I think Jackson Holliday is going to start the season with the Orioles.
That’s not based on any sort of inside information I have. It’s a hunch. It’s a feeling of inevitability. I always kinda thought Jackson Holliday would start the season with the Orioles. My gut told me it would take a horrendously disappointing spring for the Orioles to not bring Holliday with them out of Sarasota. He has … not had that.
Part of the reason I think he will make the team is because he should make the team. The Orioles didn’t upgrade at second base (or third if they had preferred having Jordan Westburg at second) this offseason. In doing so, they left themselves vulnerable to having a fan base furious if Holliday performed well in spring training (as he has) and he didn’t make the club. This would be unforced error. If the Orioles definitively wanted to make sure they could keep Holliday at Triple-A Norfolk even if he looked the part in the spring, they needed to make sure they had a qualified option at the big league level instead. This is a World Series contender we’re talking about.
Which isn’t to say the Orioles have to take an all-or-nothing mindset in terms of Holliday, either. If they truly don’t believe he’s ready, they’ll be forced to make do with the likes of Ramón Urías, Nick Maton and/or Kolten Wong until he is. But if there was a genuine fear that Holliday might not be ready, entering the season with these three as the alternate options would be borderline malpractice. I refuse to believe that.
I think the Orioles operated with the belief that Holliday would make the team. I also think they’re taking MLB’s Prospect Promotion Incentive (PPI) quite seriously. It’s the same system that allowed them to pick up the No. 32 overall pick in the upcoming 2024 MLB Draft thanks to Gunnar Henderson winning American League Rookie of the Year last year.

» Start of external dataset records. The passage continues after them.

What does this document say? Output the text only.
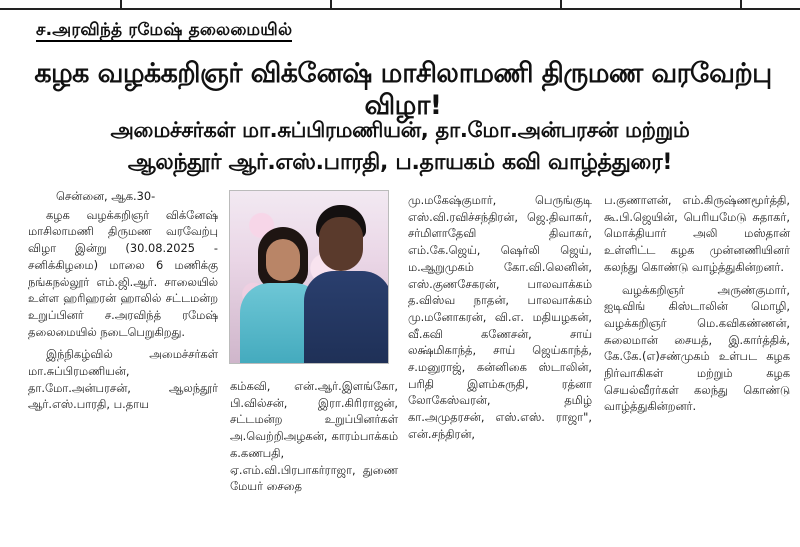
ச.அரவிந்த் ரமேஷ் தலைமையில்
கழக வழக்கறிஞர் விக்னேஷ் மாசிலாமணி திருமண வரவேற்பு விழா!
அமைச்சர்கள் மா.சுப்பிரமணியன், தா.மோ.அன்பரசன் மற்றும்
ஆலந்தூர் ஆர்.எஸ்.பாரதி, ப.தாயகம் கவி வாழ்த்துரை!

சென்னை, ஆக.30-

கழக வழக்கறிஞர் விக்னேஷ் மாசிலாமணி திருமண வரவேற்பு விழா இன்று (30.08.2025 - சனிக்கிழமை) மாலை 6 மணிக்கு நங்கநல்லூர் எம்.ஜி.ஆர். சாலையில் உள்ள ஹரிஹரன் ஹாலில் சட்டமன்ற உறுப்பினர் ச.அரவிந்த் ரமேஷ் தலைமையில் நடைபெறுகிறது.

இந்நிகழ்வில் அமைச்சர்கள் மா.சுப்பிரமணியன், தா.மோ.அன்பரசன், ஆலந்தூர் ஆர்.எஸ்.பாரதி, ப.தாய

கம்கவி, என்.ஆர்.இளங்கோ, பி.வில்சன், இரா.கிரிராஜன், சட்டமன்ற உறுப்பினர்கள் அ.வெற்றிஅழகன், காரம்பாக்கம் க.கணபதி, ஏ.எம்.வி.பிரபாகர்ராஜா, துணை மேயர் சைதை

மு.மகேஷ்குமார், பெருங்குடி எஸ்.வி.ரவிச்சந்திரன், ஜெ.திவாகர், சர்மிளாதேவி திவாகர், எம்.கே.ஜெய், ஷெர்லி ஜெய், ம.ஆறுமுகம் கோ.வி.லெனின், எஸ்.குணசேகரன், பாலவாக்கம் த.விஸ்வ நாதன், பாலவாக்கம் மு.மனோகரன், வி.எ. மதியழகன், வீ.கவி கணேசன், சாய் லக்ஷ்மிகாந்த், சாய் ஜெய்காந்த், ச.மனுராஜ், கன்னிகை ஸ்டாலின், பரிதி இளம்சுருதி, ரத்னா லோகேஸ்வரன், தமிழ் கா.அமுதரசன், எஸ்.எஸ். ராஜா", என்.சந்திரன்,

ப.குணாளன், எம்.கிருஷ்ணமூர்த்தி, கூ.பி.ஜெயின், பெரியமேடு சுதாகர், மொக்தியார் அலி மஸ்தான் உள்ளிட்ட கழக முன்னணியினர் கலந்து கொண்டு வாழ்த்துகின்றனர்.

வழக்கறிஞர் அருண்குமார், ஐடிவிங் கிஸ்டாலின் மொழி, வழக்கறிஞர் மெ.கவிகண்ணன், சுலைமான் சையத், இ.கார்த்திக், கே.கே.(எ)சண்முகம் உள்பட கழக நிர்வாகிகள் மற்றும் கழக செயல்வீரர்கள் கலந்து கொண்டு வாழ்த்துகின்றனர்.
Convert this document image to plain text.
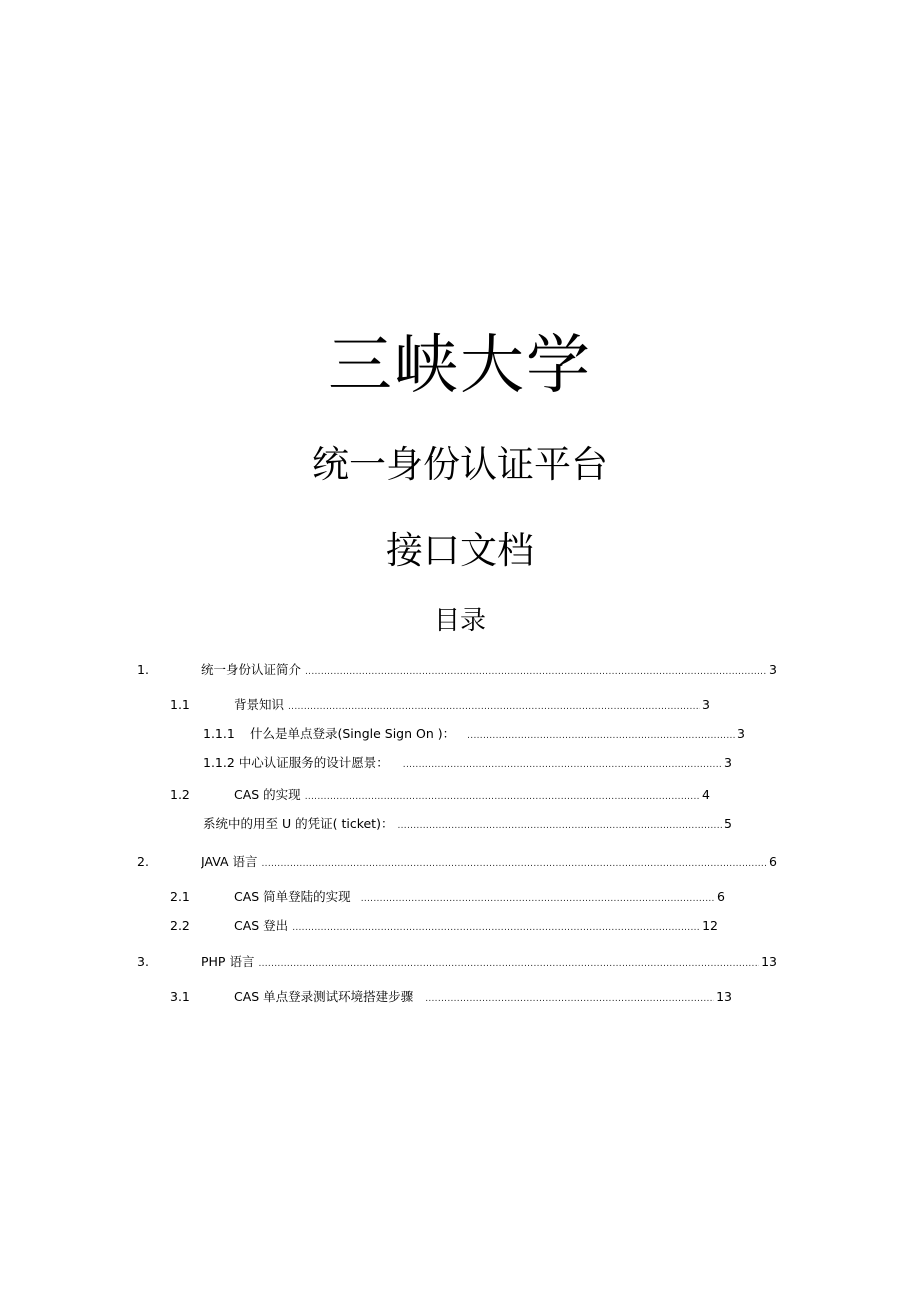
三峡大学
统一身份认证平台
接口文档
目录
1.	统一身份认证简介 .....	3
1.1	背景知识 .....	3
1.1.1 什么是单点登录(Single Sign On )： .....	3
1.1.2 中心认证服务的设计愿景： .....	3
1.2	CAS 的实现 .....	4
系统中的用至 U 的凭证( ticket)： .....	5
2.	JAVA 语言 .....	6
2.1	CAS 简单登陆的实现 .....	6
2.2	CAS 登出 .....	12
3.	PHP 语言 .....	13
3.1	CAS 单点登录测试环境搭建步骤 .....	13
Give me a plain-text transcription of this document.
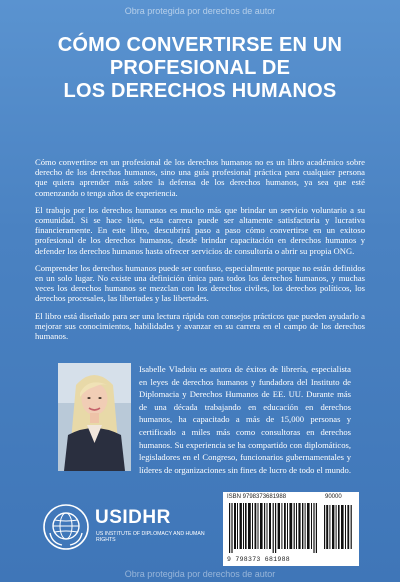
Obra protegida por derechos de autor
CÓMO CONVERTIRSE EN UN
PROFESIONAL DE
LOS DERECHOS HUMANOS

Cómo convertirse en un profesional de los derechos humanos no es un libro académico sobre derecho de los derechos humanos, sino una guía profesional práctica para cualquier persona que quiera aprender más sobre la defensa de los derechos humanos, ya sea que esté comenzando o tenga años de experiencia.

El trabajo por los derechos humanos es mucho más que brindar un servicio voluntario a su comunidad. Si se hace bien, esta carrera puede ser altamente satisfactoria y lucrativa financieramente. En este libro, descubrirá paso a paso cómo convertirse en un exitoso profesional de los derechos humanos, desde brindar capacitación en derechos humanos y defender los derechos humanos hasta ofrecer servicios de consultoría o abrir su propia ONG.

Comprender los derechos humanos puede ser confuso, especialmente porque no están definidos en un solo lugar. No existe una definición única para todos los derechos humanos, y muchas veces los derechos humanos se mezclan con los derechos civiles, los derechos políticos, los derechos procesales, las libertades y las libertades.

El libro está diseñado para ser una lectura rápida con consejos prácticos que pueden ayudarlo a mejorar sus conocimientos, habilidades y avanzar en su carrera en el campo de los derechos humanos.

Isabelle Vladoiu es autora de éxitos de librería, especialista en leyes de derechos humanos y fundadora del Instituto de Diplomacia y Derechos Humanos de EE. UU. Durante más de una década trabajando en educación en derechos humanos, ha capacitado a más de 15,000 personas y certificado a miles más como consultoras en derechos humanos. Su experiencia se ha compartido con diplomáticos, legisladores en el Congreso, funcionarios gubernamentales y líderes de organizaciones sin fines de lucro de todo el mundo.

USIDHR
US INSTITUTE OF DIPLOMACY AND HUMAN RIGHTS
ISBN 9798373681988	90000
9 798373 681988
Obra protegida por derechos de autor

And it doesn’t uniquely require Holliday having to win Rookie of the Year (or even finish in the top three of voting this year). By having him on the Opening Day roster, if Holliday ends up being a top-three finisher in MVP voting even in 2026, that will net the Orioles an additional early draft pick.
While we all tend to dislike every major pro sports commissioner, this is another rules change in the Rob Manfred era having a seriously positive impact on the sport. He truly could go down as one of the most impactful commissioners in the modern era of professional sports.
The only real argument at this point for Holliday to not be on the Opening Day roster would be a concern about how it might impact him mentally if he were to make the team, struggle and be sent back down. We need to keep in mind that, as advanced as he seems and as beneficial as it might be that he’s the son of a high-level major leaguer, we’re still talking about a 20-year-old. And more notably, a 20-year-old who has played a total of 54 games above High-A.
For comparison’s sake, Henderson played more than twice as many — 117 games — at elevated affiliate ball before he made his debut. Famously, Manny Machado skipped the Triple-A level altogether but still played 109 games at Double-A.
But Henderson is an apt comparison. He hit just. .201 in his first two months of 2023 after making the team last year … then became Rookie of the Year. But even if Holliday were to struggle to a point where he had to be sent back down, it’s tough for me to believe that’s the moment that might “break” him. He’s seemed so mentally and emotionally advanced for both his age and experience level. He would seem to have a significant advantage in terms of his ability to handle adversity.
Moreover, a quote has stuck with me for more than a decade that an Orioles front office executive once told me. (I say it that way not because I’m trying to protect them but simply because, while I think I remember exactly who it was, I can’t say it with certainty and haven’t created a record of it to fall back on, and that’s more than you needed to know but now you know it.) When I asked this person about the possibility of calling up a prospect too early and the impact it could have on him if he had to be sent back down, the response was perfect (although, truly, my memory is not good enough for this to be verbatim).
“If sending a player back down when they’re struggling is what breaks them, something was always going to break them,” the executive essentially said.
Jackson Holliday should be here on Opening Day. And at this point I’m feeling confident that (barring injury) he will be.